Hall very obviously comes from a place of love and concern, and his film is lucidly detailed about diagnosing the tribulations of returning from our modern wars. Its most powerful moments broach on docudrama territory. When Schumann and Solo drop by the VA hospital, the camera goes wide to find a waiting room that’s overflowing with veterans (some of whom will be told that they have to wait nine months for a psychological evaluation). When Schumann visits Emory, there’s a delicate beat where the Sergeant helps his paraplegic soldier into a brace that he can’t put on by himself. The war is fought together, but the after-war is every man for himself.

Without wagging his finger, Hall rages at the institutional failures at work, the fact that we only support the troops until the second they come home. His heartsick anger is lucid enough to survive his screenwriting, which tries to make these stories cinematic but only winds up miring them in clichés. Solo in particular is the victim of a painfully unbelievable third act, which expands a legitimate situation into a crime saga that feels like it was ripped from a bad network TV show. Elsewhere, Amy Schumer is badly miscast as a war widow looking for answers; it’s hard to tell if she lacks dramatic chops or if her comic persona just gets in the way, but it really doesn’t matter, as her presence needlessly destabilizes the drama all the same.

Like many, many filmmakers before him, Hall also struggles with visualizing the symptoms of PTSD (his frustrations as an artist echoing those of the soldiers who suffer from the condition). He goes the typical route: Shockingly violent hallucinations that are true to real-life trauma but feel false on screen. Schumann may actually have suffered from visions of shooting his wife during sex, but these episodes don’t square with a civilian understanding of how war lingers inside of people.

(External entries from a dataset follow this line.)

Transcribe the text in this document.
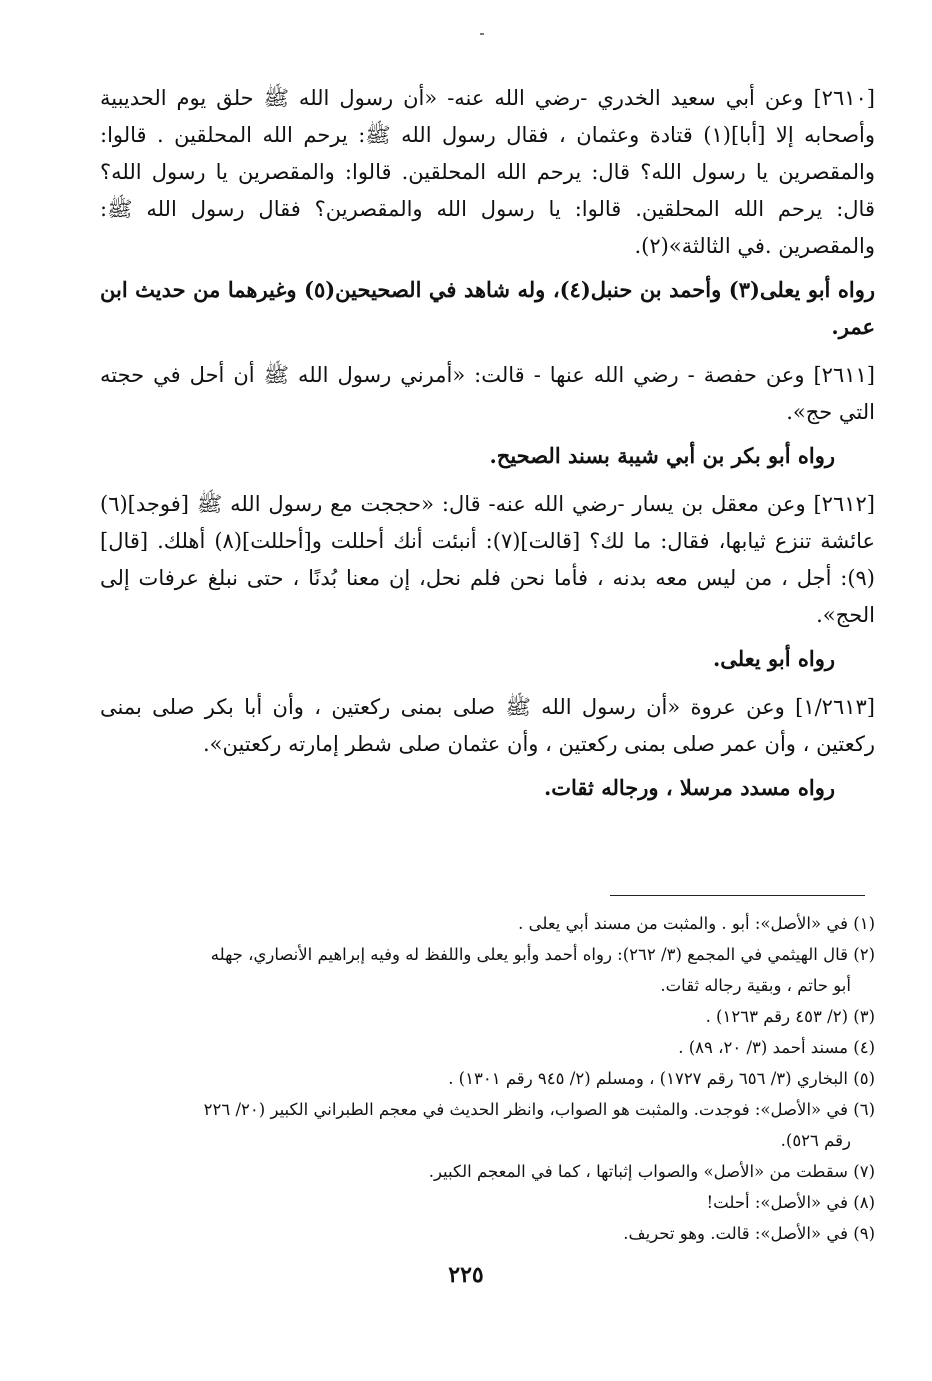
[٢٦١٠] وعن أبي سعيد الخدري -رضي الله عنه- «أن رسول الله ﷺ حلق يوم الحديبية وأصحابه إلا [أبا](١) قتادة وعثمان ، فقال رسول الله ﷺ: يرحم الله المحلقين . قالوا: والمقصرين يا رسول الله؟ قال: يرحم الله المحلقين. قالوا: والمقصرين يا رسول الله؟ قال: يرحم الله المحلقين. قالوا: يا رسول الله والمقصرين؟ فقال رسول الله ﷺ: والمقصرين .في الثالثة»(٢).

رواه أبو يعلى(٣) وأحمد بن حنبل(٤)، وله شاهد في الصحيحين(٥) وغيرهما من حديث ابن عمر.

[٢٦١١] وعن حفصة - رضي الله عنها - قالت: «أمرني رسول الله ﷺ أن أحل في حجته التي حج».

رواه أبو بكر بن أبي شيبة بسند الصحيح.

[٢٦١٢] وعن معقل بن يسار -رضي الله عنه- قال: «حججت مع رسول الله ﷺ [فوجد](٦) عائشة تنزع ثيابها، فقال: ما لك؟ [قالت](٧): أنبئت أنك أحللت و[أحللت](٨) أهلك. [قال](٩): أجل ، من ليس معه بدنه ، فأما نحن فلم نحل، إن معنا بُدنًا ، حتى نبلغ عرفات إلى الحج».

رواه أبو يعلى.

[١/٢٦١٣] وعن عروة «أن رسول الله ﷺ صلى بمنى ركعتين ، وأن أبا بكر صلى بمنى ركعتين ، وأن عمر صلى بمنى ركعتين ، وأن عثمان صلى شطر إمارته ركعتين».

رواه مسدد مرسلا ، ورجاله ثقات.

(١) في «الأصل»: أبو . والمثبت من مسند أبي يعلى .
(٢) قال الهيثمي في المجمع (٣/ ٢٦٢): رواه أحمد وأبو يعلى واللفظ له وفيه إبراهيم الأنصاري، جهله
أبو حاتم ، وبقية رجاله ثقات.
(٣) (٢/ ٤٥٣ رقم ١٢٦٣) .
(٤) مسند أحمد (٣/ ٢٠، ٨٩) .
(٥) البخاري (٣/ ٦٥٦ رقم ١٧٢٧) ، ومسلم (٢/ ٩٤٥ رقم ١٣٠١) .
(٦) في «الأصل»: فوجدت. والمثبت هو الصواب، وانظر الحديث في معجم الطبراني الكبير (٢٠/ ٢٢٦
رقم ٥٢٦).
(٧) سقطت من «الأصل» والصواب إثباتها ، كما في المعجم الكبير.
(٨) في «الأصل»: أحلت!
(٩) في «الأصل»: قالت. وهو تحريف.
٢٢٥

There’s something patronizingly literal about the approach; PTSD patients worry that people can’t see their pain, but seeing their pain doesn’t show us very much.

Seeing how their pain goes untreated, on the other hand, shows us everything. Without ever reducing its characters to mere talking points, “Thank You for Your Service” rages at the empty pageantry of how politicians talk about veterans; it’s right there in that pointedly empty title. If nothing else, this is a movie that recognizes the vast difference between standing for the anthem and actually honoring the values that it stands for. American soldiers are some of the strongest people on the planet, but they can’t always be expected to carry each other.

Grade: C+

“Thank You for Your Service” opens in theaters on October 27.